German Chancellor Angela Merkel held talks on Sunday (18 October) with Turkish leaders in Istanbul, offering Ankara support in exchange for help stemming the flow of migrants and refugees to Europe. During meetings with President Recep Tayyip Erdogan and Prime Minister Ahmet Davutoglu, Merkel promoted a European Union-drafted joint action plan that would give Turkey aid and re-energise EU membership talks in return for improved asylum and documentation procedures.
According to the EU plan, Turkey would stand to gain an aid package of up to 3.4bn euros (£2.5bn) in funding for the 2 million refugees already in the country, as well as easier access to EU visas for Turkish citizens. In return it would implement the EU changes, which include bolstering the number of border and coast guards in order to prevent people from entering Turkey, as well as stopping migrants or refugees who are already in the country from continuing on to Europe.
But Turkey has already refused previous drafts of the deal, with Foreign Minister Feridun Sinirlioglu saying on Friday (16 October) that it was "unacceptable" and "insignificant". The situation has not been helped by the timing of Merkel's visit, which comes just two weeks before the country holds parliamentary elections and amid continuing criticism of Turkey's human rights record.

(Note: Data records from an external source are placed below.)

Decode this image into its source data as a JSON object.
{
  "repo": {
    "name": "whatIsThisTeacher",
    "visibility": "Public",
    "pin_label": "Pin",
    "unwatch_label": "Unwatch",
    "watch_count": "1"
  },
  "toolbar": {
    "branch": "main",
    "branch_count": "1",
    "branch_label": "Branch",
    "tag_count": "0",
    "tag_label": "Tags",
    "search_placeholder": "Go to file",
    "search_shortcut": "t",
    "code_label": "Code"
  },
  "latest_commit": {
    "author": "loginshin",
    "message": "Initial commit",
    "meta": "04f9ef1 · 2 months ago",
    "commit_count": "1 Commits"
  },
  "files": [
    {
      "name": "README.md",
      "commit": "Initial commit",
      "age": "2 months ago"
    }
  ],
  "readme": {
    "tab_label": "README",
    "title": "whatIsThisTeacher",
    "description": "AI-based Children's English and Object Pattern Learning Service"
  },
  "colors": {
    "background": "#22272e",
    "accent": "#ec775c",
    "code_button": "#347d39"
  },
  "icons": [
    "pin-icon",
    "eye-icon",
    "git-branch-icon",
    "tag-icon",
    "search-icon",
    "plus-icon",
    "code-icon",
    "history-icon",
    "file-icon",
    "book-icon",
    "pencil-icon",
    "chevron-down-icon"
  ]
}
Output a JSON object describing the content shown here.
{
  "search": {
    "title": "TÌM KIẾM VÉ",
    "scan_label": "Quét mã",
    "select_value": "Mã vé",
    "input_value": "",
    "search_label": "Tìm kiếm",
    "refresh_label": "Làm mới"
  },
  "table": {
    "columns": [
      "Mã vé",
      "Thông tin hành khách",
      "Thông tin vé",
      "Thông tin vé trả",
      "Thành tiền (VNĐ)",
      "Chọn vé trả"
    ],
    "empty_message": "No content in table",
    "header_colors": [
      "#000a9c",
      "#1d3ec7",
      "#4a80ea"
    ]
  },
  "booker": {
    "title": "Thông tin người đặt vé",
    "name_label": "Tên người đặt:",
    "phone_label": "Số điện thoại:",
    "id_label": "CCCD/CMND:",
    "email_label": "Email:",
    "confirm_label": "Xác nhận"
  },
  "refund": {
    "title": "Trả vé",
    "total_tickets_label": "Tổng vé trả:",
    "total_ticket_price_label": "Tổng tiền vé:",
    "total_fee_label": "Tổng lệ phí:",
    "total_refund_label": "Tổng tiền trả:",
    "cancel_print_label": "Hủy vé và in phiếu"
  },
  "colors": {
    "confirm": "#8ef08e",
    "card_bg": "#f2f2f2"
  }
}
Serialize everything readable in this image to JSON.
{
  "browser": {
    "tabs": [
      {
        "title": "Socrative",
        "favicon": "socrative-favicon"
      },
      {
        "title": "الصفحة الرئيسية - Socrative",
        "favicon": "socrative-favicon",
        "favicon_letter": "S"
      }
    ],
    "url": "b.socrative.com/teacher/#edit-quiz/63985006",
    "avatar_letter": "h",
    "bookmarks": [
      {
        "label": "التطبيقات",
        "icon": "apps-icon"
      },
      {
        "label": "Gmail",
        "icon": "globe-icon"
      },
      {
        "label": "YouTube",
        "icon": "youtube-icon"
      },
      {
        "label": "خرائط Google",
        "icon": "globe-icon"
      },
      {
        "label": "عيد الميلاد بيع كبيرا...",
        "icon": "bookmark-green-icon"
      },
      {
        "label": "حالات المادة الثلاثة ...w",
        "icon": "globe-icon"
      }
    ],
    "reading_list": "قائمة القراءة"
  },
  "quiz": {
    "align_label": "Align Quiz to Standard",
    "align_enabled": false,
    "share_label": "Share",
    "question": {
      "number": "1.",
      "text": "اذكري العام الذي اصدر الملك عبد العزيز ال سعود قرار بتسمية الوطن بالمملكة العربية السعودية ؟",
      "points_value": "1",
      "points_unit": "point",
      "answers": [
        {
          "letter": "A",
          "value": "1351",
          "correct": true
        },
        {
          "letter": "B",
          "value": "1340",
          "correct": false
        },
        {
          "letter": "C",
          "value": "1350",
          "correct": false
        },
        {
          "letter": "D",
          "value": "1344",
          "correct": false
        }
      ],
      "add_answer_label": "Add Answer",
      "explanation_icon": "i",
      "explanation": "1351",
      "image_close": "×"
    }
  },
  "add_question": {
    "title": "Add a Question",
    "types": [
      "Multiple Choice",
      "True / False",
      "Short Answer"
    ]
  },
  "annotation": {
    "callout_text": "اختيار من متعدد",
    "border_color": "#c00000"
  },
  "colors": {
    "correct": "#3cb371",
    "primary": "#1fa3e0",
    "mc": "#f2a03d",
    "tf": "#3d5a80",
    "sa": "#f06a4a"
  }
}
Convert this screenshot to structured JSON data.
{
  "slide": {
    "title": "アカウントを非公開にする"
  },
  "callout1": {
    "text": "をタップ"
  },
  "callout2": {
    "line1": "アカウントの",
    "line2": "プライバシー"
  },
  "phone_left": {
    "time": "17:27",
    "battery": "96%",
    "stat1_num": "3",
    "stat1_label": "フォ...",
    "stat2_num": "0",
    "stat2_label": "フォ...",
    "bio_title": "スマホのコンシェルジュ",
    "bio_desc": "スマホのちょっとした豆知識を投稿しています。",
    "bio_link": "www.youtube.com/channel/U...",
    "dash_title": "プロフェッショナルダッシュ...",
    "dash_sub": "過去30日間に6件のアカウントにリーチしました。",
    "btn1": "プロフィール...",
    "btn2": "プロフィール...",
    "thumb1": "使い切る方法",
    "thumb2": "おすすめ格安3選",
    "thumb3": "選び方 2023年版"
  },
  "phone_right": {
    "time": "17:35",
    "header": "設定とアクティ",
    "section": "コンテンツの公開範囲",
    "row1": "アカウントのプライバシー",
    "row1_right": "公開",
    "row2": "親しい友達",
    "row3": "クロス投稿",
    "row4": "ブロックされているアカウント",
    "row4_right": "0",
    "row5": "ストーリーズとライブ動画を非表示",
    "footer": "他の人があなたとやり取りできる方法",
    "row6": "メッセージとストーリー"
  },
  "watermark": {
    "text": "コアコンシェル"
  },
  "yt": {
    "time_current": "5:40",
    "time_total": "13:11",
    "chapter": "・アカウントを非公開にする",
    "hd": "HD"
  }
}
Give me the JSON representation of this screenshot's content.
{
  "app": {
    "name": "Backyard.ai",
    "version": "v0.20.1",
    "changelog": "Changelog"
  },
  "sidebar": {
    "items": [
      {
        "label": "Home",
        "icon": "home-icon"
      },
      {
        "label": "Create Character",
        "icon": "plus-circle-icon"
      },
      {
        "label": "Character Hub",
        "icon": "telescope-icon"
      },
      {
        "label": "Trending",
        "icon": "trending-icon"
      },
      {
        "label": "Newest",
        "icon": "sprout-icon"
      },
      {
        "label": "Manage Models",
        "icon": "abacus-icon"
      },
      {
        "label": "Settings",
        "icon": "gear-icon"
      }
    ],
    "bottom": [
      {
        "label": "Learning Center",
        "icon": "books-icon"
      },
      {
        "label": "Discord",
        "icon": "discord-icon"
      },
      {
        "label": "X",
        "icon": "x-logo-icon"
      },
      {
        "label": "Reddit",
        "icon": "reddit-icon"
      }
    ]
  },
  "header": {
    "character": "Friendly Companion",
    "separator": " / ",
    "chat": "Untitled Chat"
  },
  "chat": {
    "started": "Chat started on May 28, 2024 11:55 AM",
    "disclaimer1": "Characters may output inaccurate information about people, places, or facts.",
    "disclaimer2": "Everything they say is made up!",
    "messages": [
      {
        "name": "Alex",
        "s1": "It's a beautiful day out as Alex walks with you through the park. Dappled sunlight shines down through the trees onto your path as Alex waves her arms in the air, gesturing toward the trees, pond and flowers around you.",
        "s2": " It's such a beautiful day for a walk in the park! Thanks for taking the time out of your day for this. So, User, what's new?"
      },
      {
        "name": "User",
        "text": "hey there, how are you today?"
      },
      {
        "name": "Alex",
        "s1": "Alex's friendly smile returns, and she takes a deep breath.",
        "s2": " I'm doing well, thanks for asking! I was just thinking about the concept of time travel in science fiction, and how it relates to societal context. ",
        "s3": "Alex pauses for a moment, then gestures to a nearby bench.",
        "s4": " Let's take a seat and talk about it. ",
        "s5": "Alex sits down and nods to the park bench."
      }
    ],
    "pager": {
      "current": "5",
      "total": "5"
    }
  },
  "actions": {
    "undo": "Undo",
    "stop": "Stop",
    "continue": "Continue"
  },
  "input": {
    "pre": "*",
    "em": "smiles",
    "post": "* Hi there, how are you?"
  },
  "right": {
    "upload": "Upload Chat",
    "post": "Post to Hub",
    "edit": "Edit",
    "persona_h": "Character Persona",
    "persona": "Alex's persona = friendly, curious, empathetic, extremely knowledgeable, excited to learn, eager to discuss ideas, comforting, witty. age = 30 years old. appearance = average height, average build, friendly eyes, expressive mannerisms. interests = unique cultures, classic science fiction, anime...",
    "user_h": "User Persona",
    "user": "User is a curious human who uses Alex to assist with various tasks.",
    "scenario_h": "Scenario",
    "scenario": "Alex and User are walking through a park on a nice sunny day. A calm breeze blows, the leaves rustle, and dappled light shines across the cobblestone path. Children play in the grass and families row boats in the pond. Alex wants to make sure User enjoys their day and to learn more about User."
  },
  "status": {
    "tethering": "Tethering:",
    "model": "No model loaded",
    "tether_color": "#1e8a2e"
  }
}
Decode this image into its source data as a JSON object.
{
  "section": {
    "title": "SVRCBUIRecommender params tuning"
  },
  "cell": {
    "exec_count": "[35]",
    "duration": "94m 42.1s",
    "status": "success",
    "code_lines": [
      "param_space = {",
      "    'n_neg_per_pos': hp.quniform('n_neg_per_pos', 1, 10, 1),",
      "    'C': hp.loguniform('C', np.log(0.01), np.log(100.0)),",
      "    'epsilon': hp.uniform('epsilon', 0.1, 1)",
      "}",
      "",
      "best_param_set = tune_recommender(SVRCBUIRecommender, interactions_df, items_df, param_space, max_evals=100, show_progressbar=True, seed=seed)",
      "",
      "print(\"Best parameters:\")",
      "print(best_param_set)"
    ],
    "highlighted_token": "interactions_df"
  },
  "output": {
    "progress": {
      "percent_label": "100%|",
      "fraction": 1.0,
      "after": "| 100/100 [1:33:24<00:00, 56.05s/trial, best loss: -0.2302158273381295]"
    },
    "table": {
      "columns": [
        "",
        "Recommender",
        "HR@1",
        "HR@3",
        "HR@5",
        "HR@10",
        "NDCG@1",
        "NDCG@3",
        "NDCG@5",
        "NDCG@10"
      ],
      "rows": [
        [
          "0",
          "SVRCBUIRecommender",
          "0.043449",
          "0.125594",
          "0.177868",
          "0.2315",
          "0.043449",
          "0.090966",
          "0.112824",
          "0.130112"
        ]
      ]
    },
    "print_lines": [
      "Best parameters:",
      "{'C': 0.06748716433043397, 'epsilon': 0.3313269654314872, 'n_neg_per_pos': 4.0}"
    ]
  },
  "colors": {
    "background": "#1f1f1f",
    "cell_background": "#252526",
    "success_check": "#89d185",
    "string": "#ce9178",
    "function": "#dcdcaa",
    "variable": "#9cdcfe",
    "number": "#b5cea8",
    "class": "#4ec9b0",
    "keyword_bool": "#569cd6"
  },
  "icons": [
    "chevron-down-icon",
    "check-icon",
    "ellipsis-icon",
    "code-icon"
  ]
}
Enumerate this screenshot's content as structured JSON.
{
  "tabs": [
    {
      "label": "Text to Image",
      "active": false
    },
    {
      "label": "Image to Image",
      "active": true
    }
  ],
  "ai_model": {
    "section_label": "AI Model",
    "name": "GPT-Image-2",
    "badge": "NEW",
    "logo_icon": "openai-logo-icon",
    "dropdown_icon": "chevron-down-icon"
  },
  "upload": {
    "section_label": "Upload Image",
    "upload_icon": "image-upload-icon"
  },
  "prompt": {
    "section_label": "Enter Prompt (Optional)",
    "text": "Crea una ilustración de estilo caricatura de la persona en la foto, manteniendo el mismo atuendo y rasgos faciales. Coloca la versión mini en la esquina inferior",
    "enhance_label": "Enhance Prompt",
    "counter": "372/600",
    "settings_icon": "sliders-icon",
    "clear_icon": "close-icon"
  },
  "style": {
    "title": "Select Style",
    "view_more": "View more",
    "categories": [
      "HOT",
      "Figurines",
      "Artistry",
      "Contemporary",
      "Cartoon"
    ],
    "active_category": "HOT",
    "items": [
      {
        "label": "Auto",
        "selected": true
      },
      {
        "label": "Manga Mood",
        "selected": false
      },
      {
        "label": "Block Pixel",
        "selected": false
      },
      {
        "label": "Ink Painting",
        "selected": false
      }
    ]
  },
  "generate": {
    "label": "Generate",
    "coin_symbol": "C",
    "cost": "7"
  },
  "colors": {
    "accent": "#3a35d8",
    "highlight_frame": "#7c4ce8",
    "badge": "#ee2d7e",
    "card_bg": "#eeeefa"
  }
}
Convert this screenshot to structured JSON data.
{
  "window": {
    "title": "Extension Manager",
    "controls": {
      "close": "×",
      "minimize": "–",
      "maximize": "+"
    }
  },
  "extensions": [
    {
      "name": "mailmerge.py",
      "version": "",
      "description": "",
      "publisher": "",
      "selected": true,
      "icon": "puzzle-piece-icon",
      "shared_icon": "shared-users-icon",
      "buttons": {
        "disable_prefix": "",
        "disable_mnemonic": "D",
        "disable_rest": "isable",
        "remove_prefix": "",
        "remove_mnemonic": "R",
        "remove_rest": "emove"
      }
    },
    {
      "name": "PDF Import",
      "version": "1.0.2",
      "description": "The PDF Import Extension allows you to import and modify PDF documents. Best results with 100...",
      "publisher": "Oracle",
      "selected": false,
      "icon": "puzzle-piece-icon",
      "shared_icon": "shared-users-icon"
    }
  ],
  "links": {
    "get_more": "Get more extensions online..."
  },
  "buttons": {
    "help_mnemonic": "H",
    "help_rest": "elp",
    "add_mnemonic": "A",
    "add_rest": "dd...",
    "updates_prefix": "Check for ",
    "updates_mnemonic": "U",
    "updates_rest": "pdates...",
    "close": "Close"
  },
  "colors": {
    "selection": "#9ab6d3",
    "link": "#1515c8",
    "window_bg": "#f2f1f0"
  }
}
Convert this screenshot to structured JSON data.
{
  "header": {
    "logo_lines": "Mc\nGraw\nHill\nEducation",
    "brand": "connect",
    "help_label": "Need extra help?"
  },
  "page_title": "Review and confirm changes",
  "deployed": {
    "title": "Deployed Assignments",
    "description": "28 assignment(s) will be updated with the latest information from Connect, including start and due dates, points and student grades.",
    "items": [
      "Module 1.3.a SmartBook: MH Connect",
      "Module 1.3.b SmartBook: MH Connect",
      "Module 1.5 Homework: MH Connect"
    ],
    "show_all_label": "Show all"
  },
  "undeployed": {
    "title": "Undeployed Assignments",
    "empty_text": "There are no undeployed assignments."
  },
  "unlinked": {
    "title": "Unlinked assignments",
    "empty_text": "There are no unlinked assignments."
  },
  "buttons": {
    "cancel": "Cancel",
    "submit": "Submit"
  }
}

Speaking on Sunday, the German leader said she was ready to help drive forward Turkey's European Union accession process, which Ankara has trying to secure for many years. "How can we organise the accession process more dynamically?" she asked during a news conference. "Germany is ready this year to open Chapter 17, and the make preparations for [chapters] 23 and 24. We can talk about the details."
Earlier this month, Erdogan criticised the EU for failing to do enough to assist in what is now the region's biggest refugee crisis since World War II. "While we host 2.2 million refugees, Europe as a whole houses less than 250,000 refugees in total," he said in comments reported by Hurriyet newspaper. "What do they say to us? ... 'Oh, my, don't open your doors, don't let them reach us.'"
Turkey is still reeling from the aftermath of twin suicide bombings targeting a peace rally in the capital Ankara, killing 102 people. Unconfirmed reports suggest the 10 October attacks were carried out by a Turkish cell of Islamic State (Isis). Apart from the migrant crisis, Merkel and the Turkish leaders will be discussing the fight against terrorism and the civil war in Syria.